Ofelia sabía muy bien que lo tenía merecido.
Y estaba completamente dispuesta a asumir el precio de sus errores.
Al ver a Ofelia con la cabeza agachada, tan frágil e inofensiva, Elías Montes sacó un expediente y lo tiró sin cuidado sobre la mesa frente a ella.
—Termina con éxito esta cirugía, o ni te molestes en volver a llamarte mi discípula.
Ofelia tomó el documento y lo ojeó con rapidez. A medida que leía, su ceño se fruncía cada vez más.
Se trataba de un caso extremadamente atípico de cardiopatía congénita, que además venía con fallas en múltiples órganos.
La paciente era una niña de apenas siete años. El riesgo de la intervención quirúrgica era astronómico, con una tasa de supervivencia por debajo del treinta por ciento.
—Maestro, esto...
Ofelia no entendía del todo adónde quería llegar.
—Esta es tu prueba de fuego —dijo Elías sin andarse con rodeos—. Si logras sacarla adelante, te aceptaré de nuevo bajo mi tutela.
Ofelia lo miró estupefacta, perdiendo un poco de la compostura que siempre la caracterizaba: —Pero Maestro, hace muchísimo tiempo que no participo en una intervención de esta magnitud, yo...
—Es una condición inamovible. Es tu única oportunidad. Claro que tienes la opción de rechazarla, pero entonces ni te molestes en empacar tus cosas para la Quinta.
El Maestro se mostró tan inflexible como de costumbre.
Ofelia apretó las páginas del expediente; sentía que el peso de esos papeles era insoportable.
Sabía que se enfrentaba a un reto titánico.
—¿Para cuándo está programada la cirugía? —se escuchó preguntar a sí misma.
—En dos semanas, en el Hospital Principal de la Capital.
Elías añadió: —La familia de la niña ya autorizó la intervención, pero están desesperados por encontrar a un cirujano jefe.

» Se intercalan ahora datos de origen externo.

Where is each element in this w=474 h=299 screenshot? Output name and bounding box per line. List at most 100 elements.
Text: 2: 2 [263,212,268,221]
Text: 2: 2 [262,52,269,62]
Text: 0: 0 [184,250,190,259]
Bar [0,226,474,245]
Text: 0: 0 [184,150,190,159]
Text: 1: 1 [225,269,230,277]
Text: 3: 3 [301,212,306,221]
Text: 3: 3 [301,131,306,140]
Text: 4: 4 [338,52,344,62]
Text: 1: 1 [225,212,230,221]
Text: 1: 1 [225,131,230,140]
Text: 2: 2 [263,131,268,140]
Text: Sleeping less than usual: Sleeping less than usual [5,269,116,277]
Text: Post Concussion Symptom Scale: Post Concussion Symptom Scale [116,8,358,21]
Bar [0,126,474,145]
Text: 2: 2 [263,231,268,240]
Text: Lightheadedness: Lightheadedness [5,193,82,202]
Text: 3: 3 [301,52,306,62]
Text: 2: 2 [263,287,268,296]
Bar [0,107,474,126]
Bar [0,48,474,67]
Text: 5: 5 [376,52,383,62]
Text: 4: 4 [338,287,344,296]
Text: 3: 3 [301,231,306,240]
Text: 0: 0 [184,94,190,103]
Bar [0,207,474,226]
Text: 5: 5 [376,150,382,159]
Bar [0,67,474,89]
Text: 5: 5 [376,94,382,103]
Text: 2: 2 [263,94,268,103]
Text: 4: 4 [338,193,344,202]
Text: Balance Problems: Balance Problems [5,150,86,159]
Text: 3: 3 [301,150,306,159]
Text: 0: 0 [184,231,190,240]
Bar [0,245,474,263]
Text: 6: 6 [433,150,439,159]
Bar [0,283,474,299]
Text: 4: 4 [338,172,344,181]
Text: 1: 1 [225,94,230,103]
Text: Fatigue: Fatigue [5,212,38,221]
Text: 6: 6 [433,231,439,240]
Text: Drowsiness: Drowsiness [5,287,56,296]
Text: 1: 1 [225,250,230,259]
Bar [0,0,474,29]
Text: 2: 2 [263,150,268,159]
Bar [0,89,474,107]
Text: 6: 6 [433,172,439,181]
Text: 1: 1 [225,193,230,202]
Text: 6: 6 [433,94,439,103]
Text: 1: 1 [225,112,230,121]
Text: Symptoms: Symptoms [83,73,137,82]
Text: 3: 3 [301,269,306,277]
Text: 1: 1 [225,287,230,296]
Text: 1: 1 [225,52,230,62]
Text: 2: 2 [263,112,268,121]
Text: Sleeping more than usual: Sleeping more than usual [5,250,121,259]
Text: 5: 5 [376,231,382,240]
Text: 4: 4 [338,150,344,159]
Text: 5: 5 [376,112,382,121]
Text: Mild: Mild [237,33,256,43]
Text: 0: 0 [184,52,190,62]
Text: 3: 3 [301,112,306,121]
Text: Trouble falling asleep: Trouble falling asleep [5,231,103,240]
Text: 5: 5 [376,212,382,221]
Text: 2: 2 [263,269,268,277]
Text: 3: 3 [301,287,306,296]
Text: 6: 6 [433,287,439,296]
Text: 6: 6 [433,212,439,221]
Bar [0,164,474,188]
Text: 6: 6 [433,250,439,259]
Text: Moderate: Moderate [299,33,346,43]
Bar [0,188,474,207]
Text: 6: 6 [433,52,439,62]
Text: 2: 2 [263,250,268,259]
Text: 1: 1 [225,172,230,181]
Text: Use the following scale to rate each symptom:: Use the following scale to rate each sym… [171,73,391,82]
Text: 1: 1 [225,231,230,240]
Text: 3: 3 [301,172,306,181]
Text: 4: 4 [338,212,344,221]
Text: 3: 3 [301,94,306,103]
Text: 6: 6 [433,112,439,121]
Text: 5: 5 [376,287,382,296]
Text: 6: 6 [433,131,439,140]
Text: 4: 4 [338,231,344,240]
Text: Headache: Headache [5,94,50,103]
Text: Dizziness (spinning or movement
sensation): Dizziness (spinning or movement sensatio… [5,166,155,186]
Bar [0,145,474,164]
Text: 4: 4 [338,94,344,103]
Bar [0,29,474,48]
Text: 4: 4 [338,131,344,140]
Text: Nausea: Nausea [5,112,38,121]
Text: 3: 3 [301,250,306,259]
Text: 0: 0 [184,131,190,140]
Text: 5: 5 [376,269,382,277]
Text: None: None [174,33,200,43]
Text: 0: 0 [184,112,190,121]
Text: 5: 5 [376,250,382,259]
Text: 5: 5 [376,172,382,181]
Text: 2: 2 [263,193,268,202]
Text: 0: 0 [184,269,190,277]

Si aceptas el reto, yo seré quien te recomiende personalmente.
Ofelia sintió que la cabeza le daba vueltas.
Tener solo dos semanas para prepararse para una operación de tal complejidad era casi un suicidio profesional.
—Voy a necesitar su historial médico completo y cada uno de los resultados de laboratorio —dijo ella, recuperando la frialdad médica—. También quiero tener reuniones con los doctores que han manejado casos similares.
Un destello fugaz de orgullo apareció en los ojos de Elías Montes. —Toda esa información está en esa carpeta. Además, ya me comuniqué con un par de especialistas a nivel internacional que están dispuestos a brindarte asesoría remota.
Ofelia tomó una respiración profunda y su voz sonó firme y contundente: —En ese caso, acepto el reto.